If you had to pick one word to describe the Obama administration's scandal-plagued, power-abusing and buck-passing week it would have to be "Nixonian."
The ghost of Tricky Dick seemed to be haunting every headline and press conference as the administration stumbled from Benghazi (not much to see here?) to the IRS (bureaucratic incompetence or enemies list?) to the secret subpoenas by the Justice Department of two months' worth of Associated Press phone records (what the what?).
The Justice Department, in what AP President Gary Pruitt called a "massive and unprecedented intrusion" on press freedom, reportedly seized the records of calls made on phone lines at the New York, Washington and Hartford bureaus, AP's phone in the House of Representatives, and the personal phones of at least two AP journalists.
This excessive dragnet reportedly was conducted to ensnare the leaker behind a May 2012 story uncovering a CIA operation in Yemen that involved an Al Qaeda plot to blow up a U.S.-bound airplane. AP reports that it held the story for a week in response to claims by the administration it could interfere with ongoing operations but before the Obama administration itself was about to announce the foiled attack.
As Glenn Greenwald explains in The Guardian:
"What makes the DOJ's actions so stunning here is its breadth. It's the opposite of a narrowly tailored and limited scope. It's a massive, sweeping, boundless invasion which enables the U.S. government to learn the identity of every person whom multiple AP journalists and editors have called for a two-month period."
Almost every major journalist group and press watchdog organization has denounced the DOJ's actions. A May 14 letter signed by more than 50 major news and press freedom organizations (including by my group, Free Press) said: "In the 30 years since the Department issued guidelines governing its subpoena practice as it relates to phone records from journalists, none of us can remember an instance where such an overreaching dragnet for newsgathering materials was deployed by the Department, particularly without notice to the affected reporters or an opportunity to seek judicial review."

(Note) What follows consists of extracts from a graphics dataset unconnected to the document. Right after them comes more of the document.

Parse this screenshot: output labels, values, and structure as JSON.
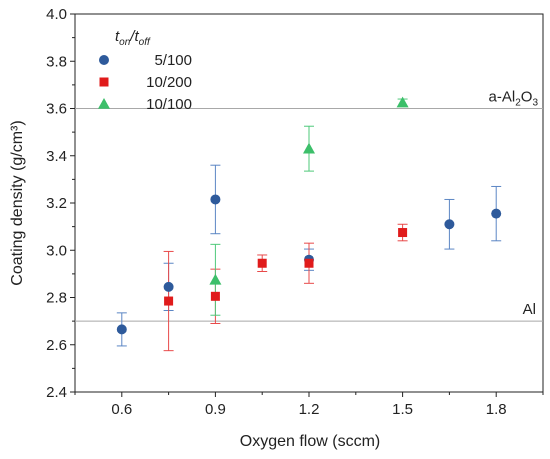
{
  "chart_data": {
    "type": "scatter",
    "xlabel": "Oxygen flow (sccm)",
    "ylabel": "Coating density (g/cm³)",
    "xlim": [
      0.45,
      1.95
    ],
    "ylim": [
      2.4,
      4.0
    ],
    "xticks": [
      "0.6",
      "0.9",
      "1.2",
      "1.5",
      "1.8"
    ],
    "yticks": [
      "2.4",
      "2.6",
      "2.8",
      "3.0",
      "3.2",
      "3.4",
      "3.6",
      "3.8",
      "4.0"
    ],
    "grid": false,
    "legend_placement": "top-left",
    "legend_title": "t_on/t_off",
    "series": [
      {
        "name": "5/100",
        "marker": "circle",
        "color": "#2e5a9b",
        "error_color": "#5b86c4",
        "points": [
          {
            "x": 0.6,
            "y": 2.665,
            "err": 0.07
          },
          {
            "x": 0.75,
            "y": 2.845,
            "err": 0.1
          },
          {
            "x": 0.9,
            "y": 3.215,
            "err": 0.145
          },
          {
            "x": 1.2,
            "y": 2.96,
            "err": 0.045
          },
          {
            "x": 1.65,
            "y": 3.11,
            "err": 0.105
          },
          {
            "x": 1.8,
            "y": 3.155,
            "err": 0.115
          }
        ]
      },
      {
        "name": "10/200",
        "marker": "square",
        "color": "#e01b1b",
        "error_color": "#e84a4a",
        "points": [
          {
            "x": 0.75,
            "y": 2.785,
            "err": 0.21
          },
          {
            "x": 0.9,
            "y": 2.805,
            "err": 0.115
          },
          {
            "x": 1.05,
            "y": 2.945,
            "err": 0.035
          },
          {
            "x": 1.2,
            "y": 2.945,
            "err": 0.085
          },
          {
            "x": 1.5,
            "y": 3.075,
            "err": 0.035
          }
        ]
      },
      {
        "name": "10/100",
        "marker": "triangle",
        "color": "#3cbf6a",
        "error_color": "#4ec97a",
        "points": [
          {
            "x": 0.9,
            "y": 2.875,
            "err": 0.15
          },
          {
            "x": 1.2,
            "y": 3.43,
            "err": 0.095
          },
          {
            "x": 1.5,
            "y": 3.625,
            "err": 0.015
          }
        ]
      }
    ],
    "reference_lines": [
      {
        "y": 3.6,
        "label": "a-Al2O3"
      },
      {
        "y": 2.7,
        "label": "Al"
      }
    ]
  }
}
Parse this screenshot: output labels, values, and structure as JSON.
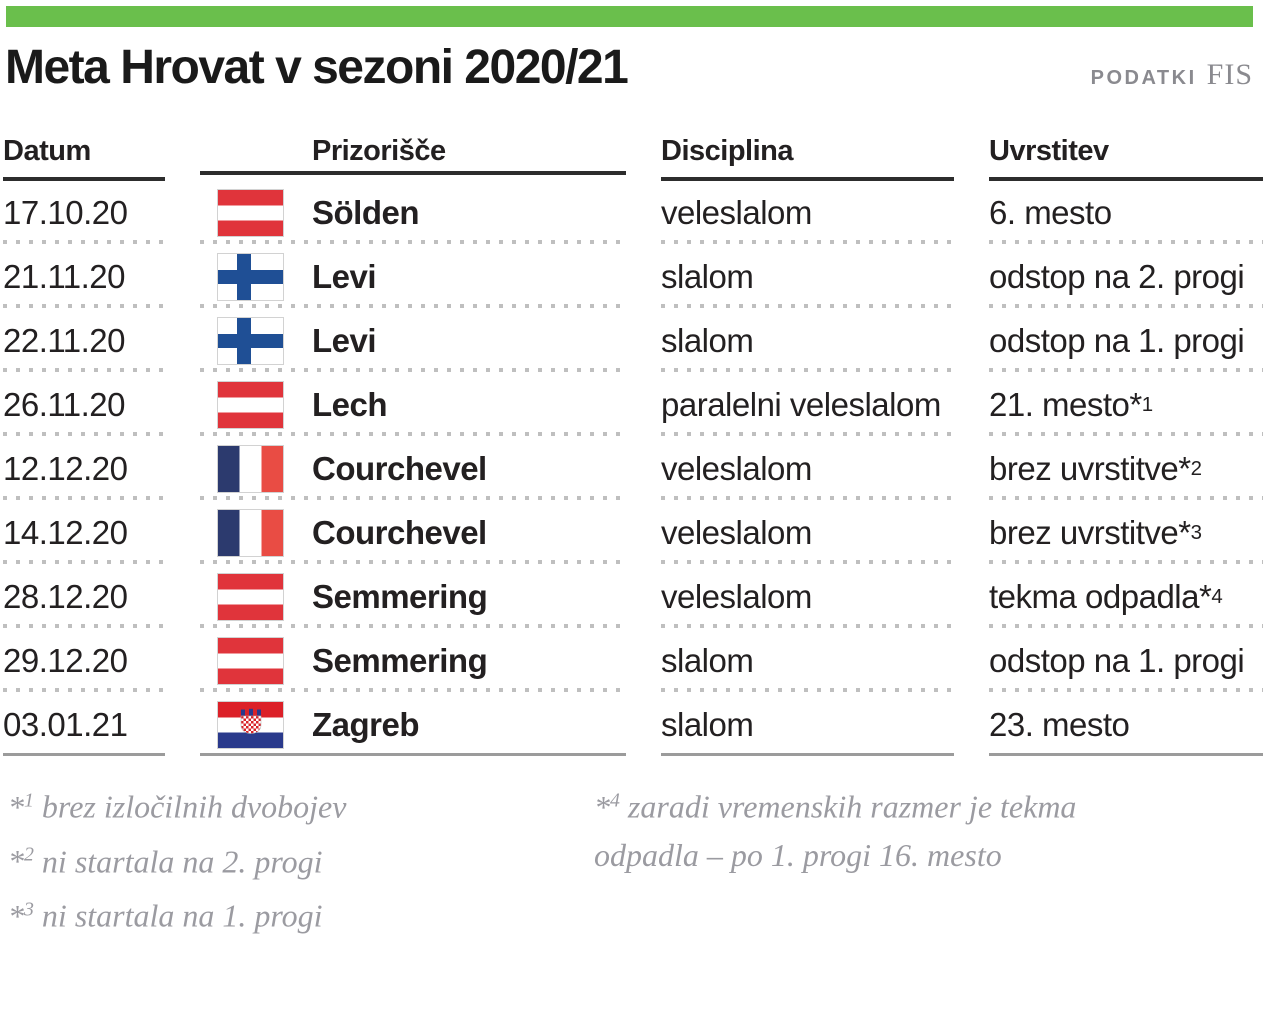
{
  "colors": {
    "accent_green": "#6abf4c",
    "text_dark": "#232021",
    "rule_dark": "#2d2d2d",
    "rule_gray": "#9b9b9b",
    "dot_gray": "#bfbfbf",
    "source_gray": "#8a8a8f",
    "footnote_gray": "#9b9ba1",
    "austria_red": "#e0343b",
    "finland_blue": "#1f4f95",
    "france_blue": "#2c3a6e",
    "france_red": "#e94c44",
    "croatia_red": "#dc2028",
    "croatia_blue": "#2a3a8c"
  },
  "header": {
    "title": "Meta Hrovat v sezoni 2020/21",
    "source_label": "PODATKI",
    "source_name": "FIS"
  },
  "table": {
    "columns": [
      "Datum",
      "Prizorišče",
      "Disciplina",
      "Uvrstitev"
    ],
    "rows": [
      {
        "date": "17.10.20",
        "flag": "austria",
        "venue": "Sölden",
        "discipline": "veleslalom",
        "result": "6. mesto",
        "note": ""
      },
      {
        "date": "21.11.20",
        "flag": "finland",
        "venue": "Levi",
        "discipline": "slalom",
        "result": "odstop na 2. progi",
        "note": ""
      },
      {
        "date": "22.11.20",
        "flag": "finland",
        "venue": "Levi",
        "discipline": "slalom",
        "result": "odstop na 1. progi",
        "note": ""
      },
      {
        "date": "26.11.20",
        "flag": "austria",
        "venue": "Lech",
        "discipline": "paralelni veleslalom",
        "result": "21. mesto",
        "note": "1"
      },
      {
        "date": "12.12.20",
        "flag": "france",
        "venue": "Courchevel",
        "discipline": "veleslalom",
        "result": "brez uvrstitve",
        "note": "2"
      },
      {
        "date": "14.12.20",
        "flag": "france",
        "venue": "Courchevel",
        "discipline": "veleslalom",
        "result": "brez uvrstitve",
        "note": "3"
      },
      {
        "date": "28.12.20",
        "flag": "austria",
        "venue": "Semmering",
        "discipline": "veleslalom",
        "result": "tekma odpadla",
        "note": "4"
      },
      {
        "date": "29.12.20",
        "flag": "austria",
        "venue": "Semmering",
        "discipline": "slalom",
        "result": "odstop na 1. progi",
        "note": ""
      },
      {
        "date": "03.01.21",
        "flag": "croatia",
        "venue": "Zagreb",
        "discipline": "slalom",
        "result": "23. mesto",
        "note": ""
      }
    ]
  },
  "footnotes": {
    "left": [
      {
        "mark": "1",
        "lines": [
          "brez izločilnih dvobojev"
        ]
      },
      {
        "mark": "2",
        "lines": [
          "ni startala na 2. progi"
        ]
      },
      {
        "mark": "3",
        "lines": [
          "ni startala na 1. progi"
        ]
      }
    ],
    "right": [
      {
        "mark": "4",
        "lines": [
          "zaradi vremenskih razmer je tekma",
          "odpadla – po 1. progi 16. mesto"
        ]
      }
    ]
  },
  "chart_data": {
    "type": "table",
    "title": "Meta Hrovat v sezoni 2020/21",
    "source": "PODATKI FIS",
    "columns": [
      "Datum",
      "Prizorišče",
      "Disciplina",
      "Uvrstitev"
    ],
    "rows": [
      [
        "17.10.20",
        "Sölden (AUT)",
        "veleslalom",
        "6. mesto"
      ],
      [
        "21.11.20",
        "Levi (FIN)",
        "slalom",
        "odstop na 2. progi"
      ],
      [
        "22.11.20",
        "Levi (FIN)",
        "slalom",
        "odstop na 1. progi"
      ],
      [
        "26.11.20",
        "Lech (AUT)",
        "paralelni veleslalom",
        "21. mesto*1"
      ],
      [
        "12.12.20",
        "Courchevel (FRA)",
        "veleslalom",
        "brez uvrstitve*2"
      ],
      [
        "14.12.20",
        "Courchevel (FRA)",
        "veleslalom",
        "brez uvrstitve*3"
      ],
      [
        "28.12.20",
        "Semmering (AUT)",
        "veleslalom",
        "tekma odpadla*4"
      ],
      [
        "29.12.20",
        "Semmering (AUT)",
        "slalom",
        "odstop na 1. progi"
      ],
      [
        "03.01.21",
        "Zagreb (CRO)",
        "slalom",
        "23. mesto"
      ]
    ],
    "footnotes": [
      "*1 brez izločilnih dvobojev",
      "*2 ni startala na 2. progi",
      "*3 ni startala na 1. progi",
      "*4 zaradi vremenskih razmer je tekma odpadla – po 1. progi 16. mesto"
    ]
  }
}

The probe appears to be unprecedented in its scale and scope. But as Trevor Timm of the Freedom of the Press Foundation notes: "In five years, the Obama administration has prosecuted more leakers under the Espionage Act than all other administrations combined, and virtually all these prosecutions have engulfed journalists one way or another."
The initial reaction of the Obama administration was evasion from Attorney General Eric Holder and squirming by White House Spokesman Jay Carney -- who became flustered when the briefing-room lapdogs started to snarl.
Pro-Obama messengers were instructed to act concerned the reporters might have tipped off the terrorists and -- if that didn't work -- to shout "Valerie Plame" a lot. But that mostly served as a reminder of how much the most transparent administration ever™ was outdoing another famous Dick: Dick Cheney.
By Wednesday, even as Holder admitted he couldn't recall how many times Justice had gone after the phone records of journalists, the Obama administration declared its renewed support for a federal shield law for journalists. The apparent message: Save us from ourselves!
A federal shield law is a worthy idea. But it might not have stopped the Justice Department in the AP case because their request for records didn't go to the journalists but to the phone companies. And those companies -- which happen to rely on the federal government for all kinds of special handouts and deregulatory favors -- have eagerly complied with requests to spy on their customers.
Other key questions around a shield law include:
How big will the loopholes be for matters of "national security"?
Will it protect all journalists or just those deemed to be credentialed or professional?
Will it do anything to curb the administration's extreme pursuit of leakers and whistleblowers?
And can it pass when so many journalists are afraid to engage in political activity?
I ask the last question because it's not just the Obama administration that needs to make a serious change. Press freedom will continue to erode unless we can build broad support across and beyond the Fourth Estate. This citizen's sign-on letter might be a start.
But to actually succeed in undoing the damage done by this administration and its predecessors, we'll need leading news and journalism organizations to reach out to and engage other allies they sometimes shun -- the media reformers, the civil libertarians, the bloggers, the unions, and especially their own readers and viewers -- to challenge the executive branch and secure true press freedom in the digital age.
That will take more than sternly worded letters; it might take actual protests and direct action.
It will certainly require broad public education efforts on press freedom, mobilizing millions of average citizens, and support not just for prominent reporters at places like the AP or the New York Times but truth-seekers of all types.
If we can seize this dark moment as the start of such a movement to restore press freedom, we might someday be able to look back at this like we do the Pentagon Papers or Watergate, as a shining moment for the journalism profession and the First Amendment.
And then maybe journalists can be even stronger voice when the rights of people without big audiences and powerful platforms are violated here and around the world.
That's something that would set Nixon spinning in his grave.